Multifrequential oscillating spatiotemporal patterns in the catalytic hydrogen oxidation on rhodium have been observed in situ in the 10-6 mbar pressure range using photoemission electron microscopy. The effect is manifested by periodic chemical waves, which travel over the polycrystalline Rh surface and change their oscillation frequency while crossing boundaries between different Rh(hkl) domains. Each crystallographically specific μm-sized Rh(hkl) domain exhibits an individual wave pattern and oscillation frequency, despite the global diffusional coupling of the surface reaction, altogether creating a structure library. This unique reaction behavior is attributed to the ability of stepped surfaces of high-Miller-index domains to facilitate the formation of subsurface oxygen, serving as a feedback mechanism of kinetic oscillations. Formation of a network of subsurface oxygen as a result of colliding reaction fronts was observed in situ. Microkinetic model analysis was used to rationalize the observed effects and to reveal the relation between the barriers for surface oxidation and oscillation frequency. Structural limits of the oscillations, the existence range of oscillations, as well as the effect of varying hydrogen pressure are demonstrated.

Operando Insights into CO Oxidation on Cobalt Oxide Catalysts by NAP-XPS, FTIR, and XRD

Cobalt oxide Co₃O₄ has recently emerged as promising, noble metal-free catalyst for oxidation reactions but a better understanding of the active catalyst under working conditions is required for further development and potential commercialization. An operando approach has been applied, combining near ambient (atmospheric) pressure X-ray photoelectron spectroscopy (NAP-XPS), Fourier transform infrared spectroscopy (FTIR), or X-ray diffraction (XRD) with simultaneous catalytic tests of CO oxidation on Co₃O₄, enabling one to monitor surface and bulk states under various reaction conditions (steady-state and dynamic conditions switching between CO and O₂). On the basis of the surface-specific chemical information a complex network of different reaction pathways unfolded: Mars-van-Krevelen (MvK), CO dissociation followed by carbon oxidation, and formation of carbonates. A possible Langmuir–Hinshelwood (LH) pathway cannot be excluded because of the good activity when no oxygen vacancies were detected. The combined NAP-XPS/FTIR results are in line with a MvK mechanism above 100 °C, involving the Co³⁺/Co²⁺ redox couple and oxygen vacancy formation.
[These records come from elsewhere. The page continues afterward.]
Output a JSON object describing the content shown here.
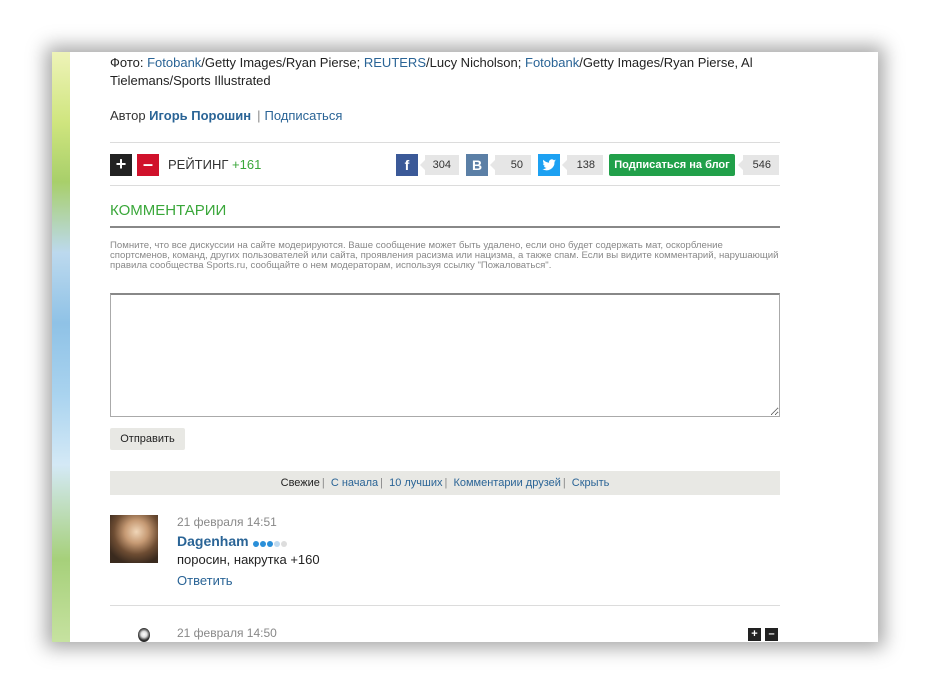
{
  "photo_credit": {
    "prefix": "Фото: ",
    "link1": "Fotobank",
    "text1": "/Getty Images/Ryan Pierse; ",
    "link2": "REUTERS",
    "text2": "/Lucy Nicholson; ",
    "link3": "Fotobank",
    "text3": "/Getty Images/Ryan Pierse, Al Tielemans/Sports Illustrated"
  },
  "author": {
    "label": "Автор ",
    "name": "Игорь Порошин",
    "separator": "|",
    "subscribe": "Подписаться"
  },
  "rating": {
    "plus_icon": "+",
    "minus_icon": "–",
    "label": "РЕЙТИНГ ",
    "value": "+161"
  },
  "share": {
    "facebook": {
      "icon": "f",
      "count": "304",
      "color": "#3b5998"
    },
    "vkontakte": {
      "icon": "В",
      "count": "50",
      "color": "#5b7fa6"
    },
    "twitter": {
      "icon": "twitter-bird",
      "count": "138",
      "color": "#1da1f2"
    },
    "subscribe_blog": {
      "label": "Подписаться на блог",
      "count": "546",
      "color": "#21a04a"
    }
  },
  "comments": {
    "title": "КОММЕНТАРИИ",
    "notice": "Помните, что все дискуссии на сайте модерируются. Ваше сообщение может быть удалено, если оно будет содержать мат, оскорбление спортсменов, команд, других пользователей или сайта, проявления расизма или нацизма, а также спам. Если вы видите комментарий, нарушающий правила сообщества Sports.ru, сообщайте о нем модераторам, используя ссылку \"Пожаловаться\".",
    "textarea_value": "",
    "send_label": "Отправить",
    "filters": [
      "Свежие",
      "С начала",
      "10 лучших",
      "Комментарии друзей",
      "Скрыть"
    ],
    "items": [
      {
        "date": "21 февраля 14:51",
        "author": "Dagenham",
        "text": "поросин, накрутка +160",
        "reply": "Ответить",
        "level_dots": [
          "#2a8fd8",
          "#2a8fd8",
          "#2a8fd8",
          "#bfd9ee",
          "#dddddd"
        ]
      },
      {
        "date": "21 февраля 14:50"
      }
    ]
  }
}
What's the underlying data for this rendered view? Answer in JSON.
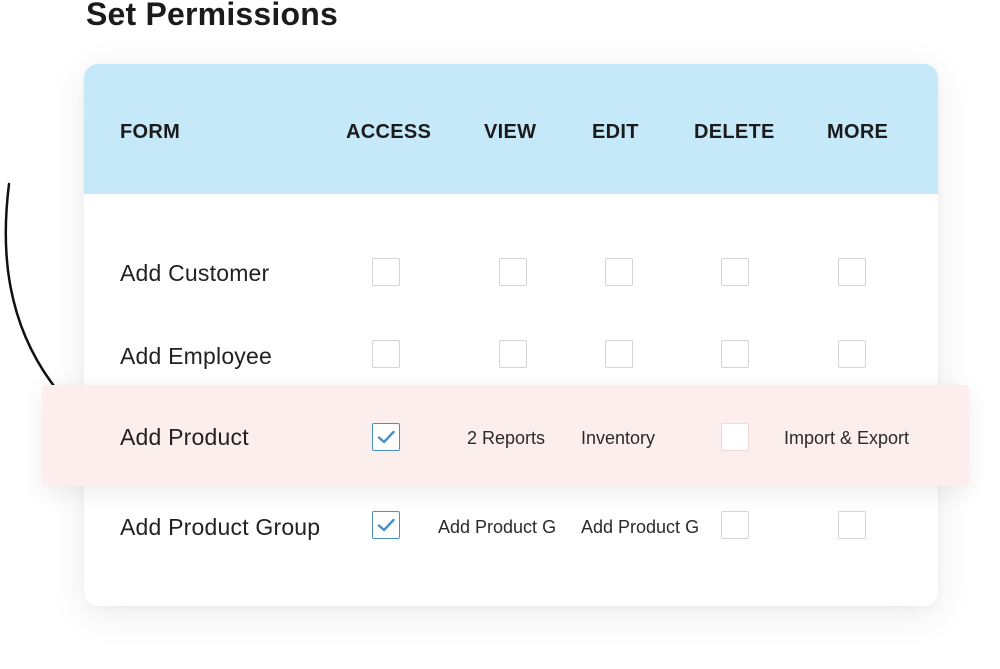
{
  "page": {
    "title": "Set Permissions"
  },
  "table": {
    "headers": {
      "form": "FORM",
      "access": "ACCESS",
      "view": "VIEW",
      "edit": "EDIT",
      "delete": "DELETE",
      "more": "MORE"
    },
    "rows": [
      {
        "label": "Add Customer",
        "access": false,
        "view": false,
        "edit": false,
        "delete": false,
        "more": false
      },
      {
        "label": "Add Employee",
        "access": false,
        "view": false,
        "edit": false,
        "delete": false,
        "more": false
      },
      {
        "label": "Add Product",
        "access": true,
        "view_text": "2 Reports",
        "edit_text": "Inventory",
        "delete": false,
        "more_text": "Import & Export",
        "highlighted": true
      },
      {
        "label": "Add Product Group",
        "access": true,
        "view_text": "Add Product G",
        "edit_text": "Add Product G",
        "delete": false,
        "more": false
      }
    ]
  },
  "colors": {
    "header_bg": "#c6e9f9",
    "highlight_bg": "#fdeeee",
    "check_color": "#4a90c8"
  },
  "icons": {
    "check": "check-icon",
    "arrow": "curved-arrow-icon"
  }
}
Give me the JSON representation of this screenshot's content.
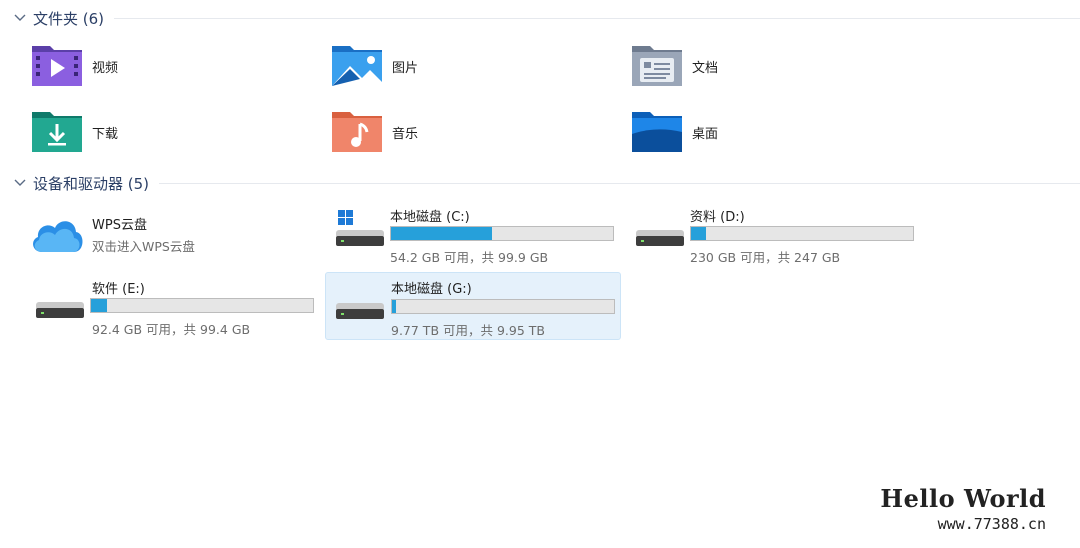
{
  "folders_section": {
    "title": "文件夹 (6)"
  },
  "folders": [
    {
      "label": "视频",
      "icon": "videos-folder-icon"
    },
    {
      "label": "图片",
      "icon": "pictures-folder-icon"
    },
    {
      "label": "文档",
      "icon": "documents-folder-icon"
    },
    {
      "label": "下载",
      "icon": "downloads-folder-icon"
    },
    {
      "label": "音乐",
      "icon": "music-folder-icon"
    },
    {
      "label": "桌面",
      "icon": "desktop-folder-icon"
    }
  ],
  "devices_section": {
    "title": "设备和驱动器 (5)"
  },
  "wps": {
    "name": "WPS云盘",
    "subtitle": "双击进入WPS云盘"
  },
  "drives": [
    {
      "name": "本地磁盘 (C:)",
      "info": "54.2 GB 可用，共 99.9 GB",
      "used_fraction": 0.457
    },
    {
      "name": "资料 (D:)",
      "info": "230 GB 可用，共 247 GB",
      "used_fraction": 0.069
    },
    {
      "name": "软件 (E:)",
      "info": "92.4 GB 可用，共 99.4 GB",
      "used_fraction": 0.07
    },
    {
      "name": "本地磁盘 (G:)",
      "info": "9.77 TB 可用，共 9.95 TB",
      "used_fraction": 0.018
    }
  ],
  "watermark": {
    "title": "Hello World",
    "url": "www.77388.cn"
  },
  "colors": {
    "accent": "#26a0da",
    "selected_bg": "#e5f1fb",
    "header_text": "#2b3f66"
  }
}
Under steady state, the Co₃O₄ surface appeared oxidized and the amount of reduced Co²⁺ species at/near the surface remained low up to 200 °C. Only in pure CO, about 15% of surface reduction were detected, suggesting that the active sites are a minority species. The operando spectroscopic studies also revealed additional reaction pathways: CO dissociation followed by carbon reoxidation and carbonate formation and its decomposition. However, due to their thermal stability in various atmospheres, the carbonates are rather spectators and also CO dissociation seems a minor route. This study thus highlights the benefits of combining operando surface sensitive techniques to gain insight into catalytically active surfaces.